Masalahnya, wanita yang bekerja mengalami konflik peran sebagai wanita karir sekaligus ibu
rumah tangga. Sebagai seorang pekerja pastinya ada tuntutan dari perusahaan maupun
organisasi untuk seorang pekerja tersebut memberikan kinerja dan prestasi ketika melakukan
perannya. Selain menjadi pekerja, wanita yang bekerja juga dituntut dapat menjalankan peran
yang sebagaimana mestinya harus mereka lakukan sebagai ibu rumah tangga. Terutama dalam
budaya di Indonesia, wanita sangat dituntut perannya sebagai ibu rumah tangga yang baik dan
benar sehingga banyak wanita karir yang merasa bersalah ketika harus bekerja. Perasaan
bersalah ditambah dengan tuntutan dari dua sisi, yaitu pekerjaan dan keluarga sangat
berpotensi menyebabkan wanita yang bekerja mengalami stres.
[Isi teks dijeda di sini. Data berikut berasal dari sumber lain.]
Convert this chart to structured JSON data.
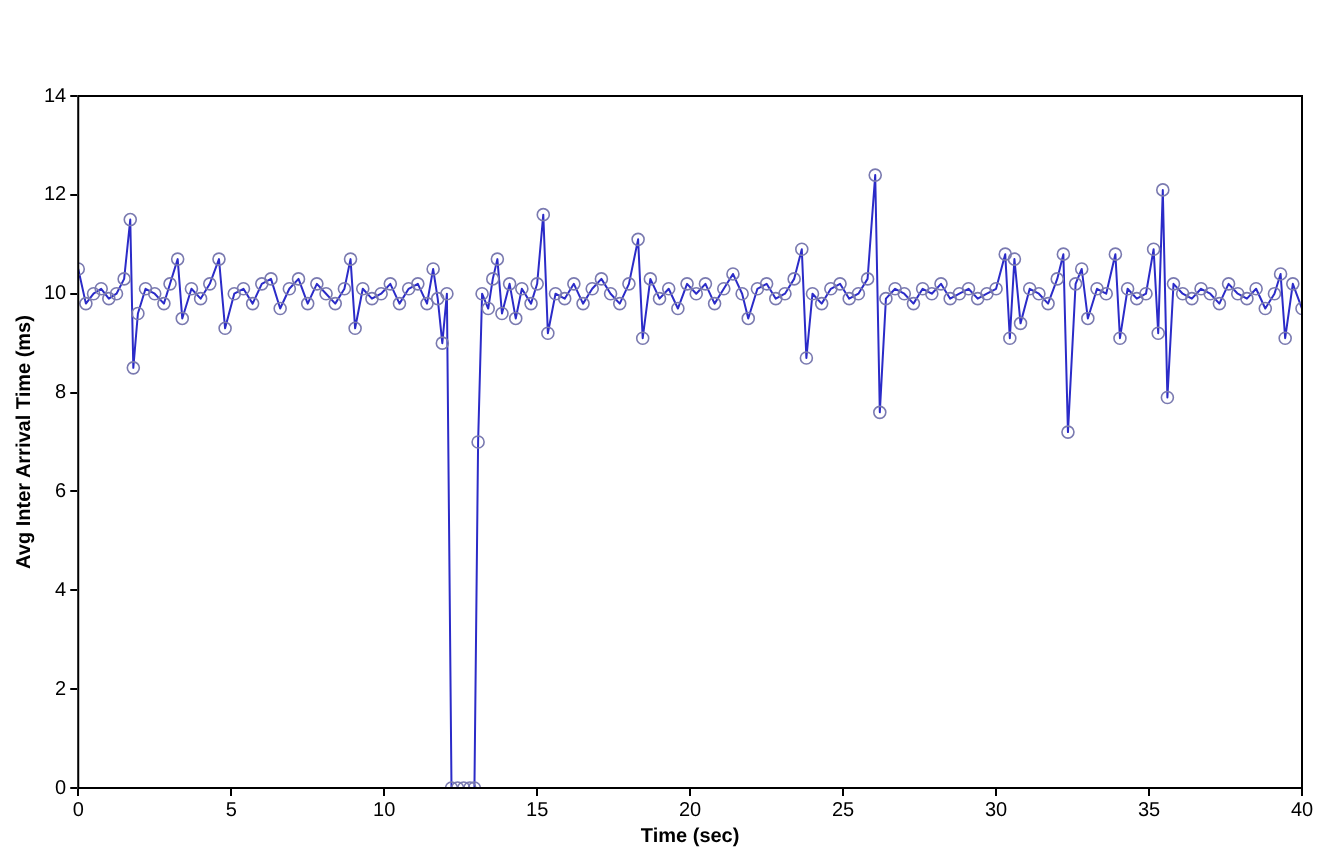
{
  "chart_data": {
    "type": "line",
    "xlabel": "Time (sec)",
    "ylabel": "Avg Inter Arrival Time (ms)",
    "marker": "circle",
    "line_style": "solid",
    "grid": false,
    "legend": false,
    "xlim": [
      0,
      40
    ],
    "xticks": [
      0,
      5,
      10,
      15,
      20,
      25,
      30,
      35,
      40
    ],
    "ylim": [
      0,
      14
    ],
    "yticks": [
      0,
      2,
      4,
      6,
      8,
      10,
      12,
      14
    ],
    "series": [
      {
        "color": "#2b2bc8",
        "x": [
          0,
          0.25,
          0.5,
          0.75,
          1.0,
          1.25,
          1.5,
          1.7,
          1.8,
          1.95,
          2.2,
          2.5,
          2.8,
          3.0,
          3.25,
          3.4,
          3.7,
          4.0,
          4.3,
          4.6,
          4.8,
          5.1,
          5.4,
          5.7,
          6.0,
          6.3,
          6.6,
          6.9,
          7.2,
          7.5,
          7.8,
          8.1,
          8.4,
          8.7,
          8.9,
          9.05,
          9.3,
          9.6,
          9.9,
          10.2,
          10.5,
          10.8,
          11.1,
          11.4,
          11.6,
          11.75,
          11.9,
          12.05,
          12.2,
          12.4,
          12.6,
          12.8,
          12.95,
          13.07,
          13.2,
          13.4,
          13.55,
          13.7,
          13.85,
          14.1,
          14.3,
          14.5,
          14.8,
          15.0,
          15.2,
          15.35,
          15.6,
          15.9,
          16.2,
          16.5,
          16.8,
          17.1,
          17.4,
          17.7,
          18.0,
          18.3,
          18.45,
          18.7,
          19.0,
          19.3,
          19.6,
          19.9,
          20.2,
          20.5,
          20.8,
          21.1,
          21.4,
          21.7,
          21.9,
          22.2,
          22.5,
          22.8,
          23.1,
          23.4,
          23.65,
          23.8,
          24.0,
          24.3,
          24.6,
          24.9,
          25.2,
          25.5,
          25.8,
          26.05,
          26.2,
          26.4,
          26.7,
          27.0,
          27.3,
          27.6,
          27.9,
          28.2,
          28.5,
          28.8,
          29.1,
          29.4,
          29.7,
          30.0,
          30.3,
          30.45,
          30.6,
          30.8,
          31.1,
          31.4,
          31.7,
          32.0,
          32.2,
          32.35,
          32.6,
          32.8,
          33.0,
          33.3,
          33.6,
          33.9,
          34.05,
          34.3,
          34.6,
          34.9,
          35.15,
          35.3,
          35.45,
          35.6,
          35.8,
          36.1,
          36.4,
          36.7,
          37.0,
          37.3,
          37.6,
          37.9,
          38.2,
          38.5,
          38.8,
          39.1,
          39.3,
          39.45,
          39.7,
          40.0
        ],
        "values": [
          10.5,
          9.8,
          10.0,
          10.1,
          9.9,
          10.0,
          10.3,
          11.5,
          8.5,
          9.6,
          10.1,
          10.0,
          9.8,
          10.2,
          10.7,
          9.5,
          10.1,
          9.9,
          10.2,
          10.7,
          9.3,
          10.0,
          10.1,
          9.8,
          10.2,
          10.3,
          9.7,
          10.1,
          10.3,
          9.8,
          10.2,
          10.0,
          9.8,
          10.1,
          10.7,
          9.3,
          10.1,
          9.9,
          10.0,
          10.2,
          9.8,
          10.1,
          10.2,
          9.8,
          10.5,
          9.9,
          9.0,
          10.0,
          0,
          0,
          0,
          0,
          0,
          7.0,
          10.0,
          9.7,
          10.3,
          10.7,
          9.6,
          10.2,
          9.5,
          10.1,
          9.8,
          10.2,
          11.6,
          9.2,
          10.0,
          9.9,
          10.2,
          9.8,
          10.1,
          10.3,
          10.0,
          9.8,
          10.2,
          11.1,
          9.1,
          10.3,
          9.9,
          10.1,
          9.7,
          10.2,
          10.0,
          10.2,
          9.8,
          10.1,
          10.4,
          10.0,
          9.5,
          10.1,
          10.2,
          9.9,
          10.0,
          10.3,
          10.9,
          8.7,
          10.0,
          9.8,
          10.1,
          10.2,
          9.9,
          10.0,
          10.3,
          12.4,
          7.6,
          9.9,
          10.1,
          10.0,
          9.8,
          10.1,
          10.0,
          10.2,
          9.9,
          10.0,
          10.1,
          9.9,
          10.0,
          10.1,
          10.8,
          9.1,
          10.7,
          9.4,
          10.1,
          10.0,
          9.8,
          10.3,
          10.8,
          7.2,
          10.2,
          10.5,
          9.5,
          10.1,
          10.0,
          10.8,
          9.1,
          10.1,
          9.9,
          10.0,
          10.9,
          9.2,
          12.1,
          7.9,
          10.2,
          10.0,
          9.9,
          10.1,
          10.0,
          9.8,
          10.2,
          10.0,
          9.9,
          10.1,
          9.7,
          10.0,
          10.4,
          9.1,
          10.2,
          9.7
        ]
      }
    ]
  }
}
Pekerja kadang kala juga tidak tahu dengan apa yang diharapkan oleh perusahaan
sehingga, pekerja tersebut bekerja tanpa arah yang jelas. Ketidakpastian akan perannya dalam
perusahaan juga dapat munculnya stres kerja terhadap pekerja tersebut sehingga nantinya
dapat berdampak pada penurunan kinerja bahkan keinginan untuk keluar dari pekerjaannya.
C. Faktor Interpersonal
Hubungan interpersonal di tempat kerja merupakan satu hal yag sangat penting dalam
suatu pekerjaan. Dukungan dari sesama pekerja, manajemen, keluarga dan teman-teman
diyakini dapat menghambat dan menekan timbulnya stres. Dengan demikian diperlukan
kepedulian dari pihak manajemen pada karyawan agar selalu tercipta hubungan yang
harmonis.
D. Pengembangan Karir
Karyawan biasanya memiliki berbagai harapan dalam kehidupan karirnya yang
ditunjukkan dengan pencapaian prestasi dan pemenuhan kebutuhan untuk aktualisasi diri.
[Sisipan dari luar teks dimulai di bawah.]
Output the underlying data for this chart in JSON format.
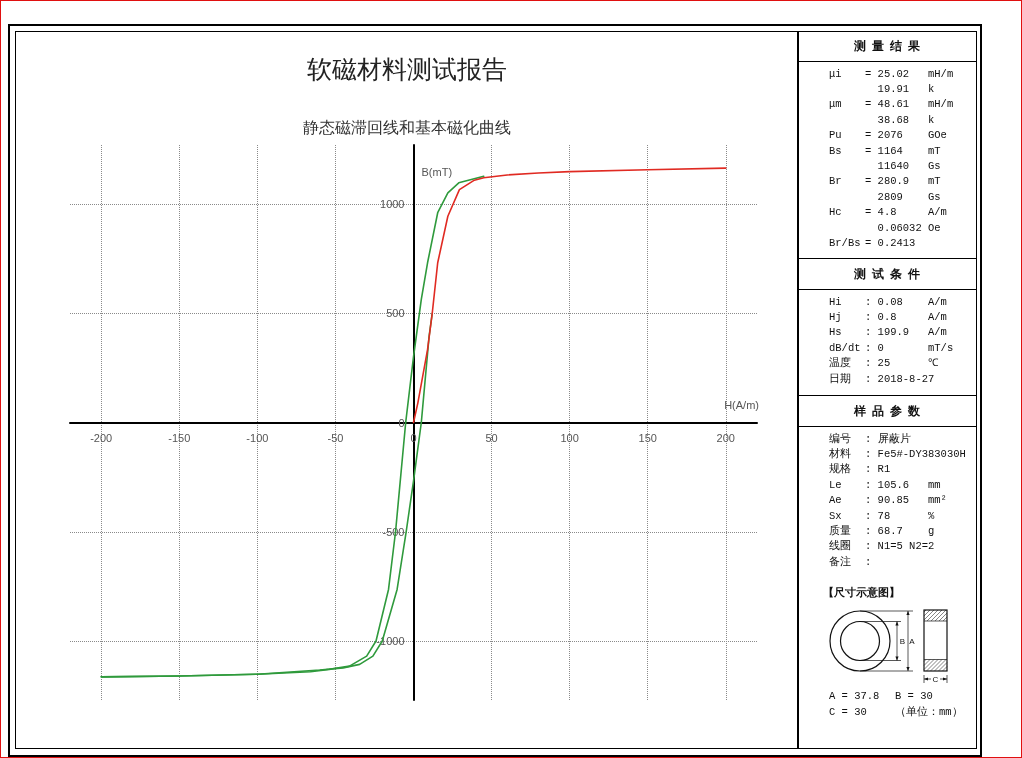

Apabila perusahaan tidak dapat memenuhi kebutuhan karyawan dalam berkarir seperti,
promosi yang tidak jelas, kesempatan untuk meningkatkan penghasilan tidak ada akan
menyebabkan karyawan kehilangan harapan dan muncul rasa tidak pasti sehingga dapat
menyebabkan perilaku stres.
E. Struktur Organisasi

Jurnal Psikologi Industri dan Organisasi


Tahun 2017, Vol. 6, pp.1-10
Hubungan Antara Work-Family Conflict dengan Stres Kerja pada Wanita yang Bekerja 4

Struktur organisasi juga dapat menimbulkan stres apabila diberlakukan secara kaku,
pihak manajemen kurang memperdulikan inisiatif karyawan, tidak melibatkan karyawan
dalam proses pengambilan suara serta, tidak adanya dukungan untuk kreativitas karyawan.
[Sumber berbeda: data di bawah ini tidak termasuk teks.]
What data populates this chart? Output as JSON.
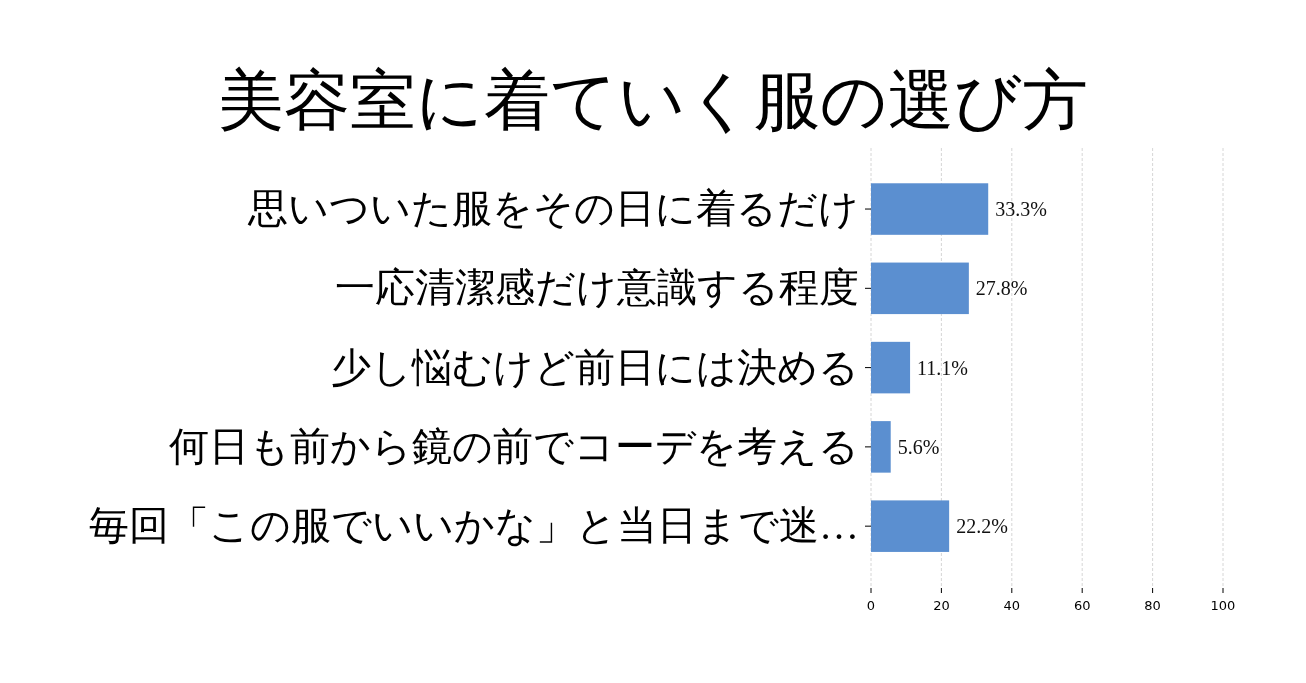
{
  "chart_data": {
    "type": "bar",
    "orientation": "horizontal",
    "title": "美容室に着ていく服の選び方",
    "categories": [
      "思いついた服をその日に着るだけ",
      "一応清潔感だけ意識する程度",
      "少し悩むけど前日には決める",
      "何日も前から鏡の前でコーデを考える",
      "毎回「この服でいいかな」と当日まで迷…"
    ],
    "values": [
      33.3,
      27.8,
      11.1,
      5.6,
      22.2
    ],
    "value_labels": [
      "33.3%",
      "27.8%",
      "11.1%",
      "5.6%",
      "22.2%"
    ],
    "color": "#5b8fd0",
    "xlim": [
      0,
      100
    ],
    "xticks": [
      0,
      20,
      40,
      60,
      80,
      100
    ],
    "grid": "x"
  }
}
F. Tampilan Rumah-Pekerjaan
Ketika pekerjaan berjalan dengan lancar, tekanan yang ada dirumah memungkinkan
untuk dihilangkan. Bagi kebanyakan orang, rumah sebagai tempat untuk bersantai, berkumpul
dan membangun kembali energi yang hilang, tetapi ketika keheningan terganggu karena
pekerjaan atau konflik dirumah dapat meningkatkan efek dari stres.
Beehr dan Newman (1978) menjelaskan bahwa terdapat beberapa aspek-aspek stres kerja yakni:
A. Fisiologis
Merupakan perubahan-perubahan yang terjadi terhadap metabolisme organ tubuh
yang termasuk dalam aspek fisik adalah tekanan jantung dan tekanan darah meningkat,
termasuk juga sekresi adrenalin, gangguan perut, kelelahan fisik, timbulnya penyakit
kardiovaskuler, permasalahan pada espirasi, keringat berlebih, gangguan kulit, dan juga susah
tidur. Stres kerja banyak perpengaruh pada sistem pembuluh jantung dan perut serta
berperan dalam gangguan tidur dan kelelahan fisik yang berlebihan.
B. Psikologis
Aspek ini sering dijumpai dan diperkirakan sebagai penyebab ketidakpuasan kerja.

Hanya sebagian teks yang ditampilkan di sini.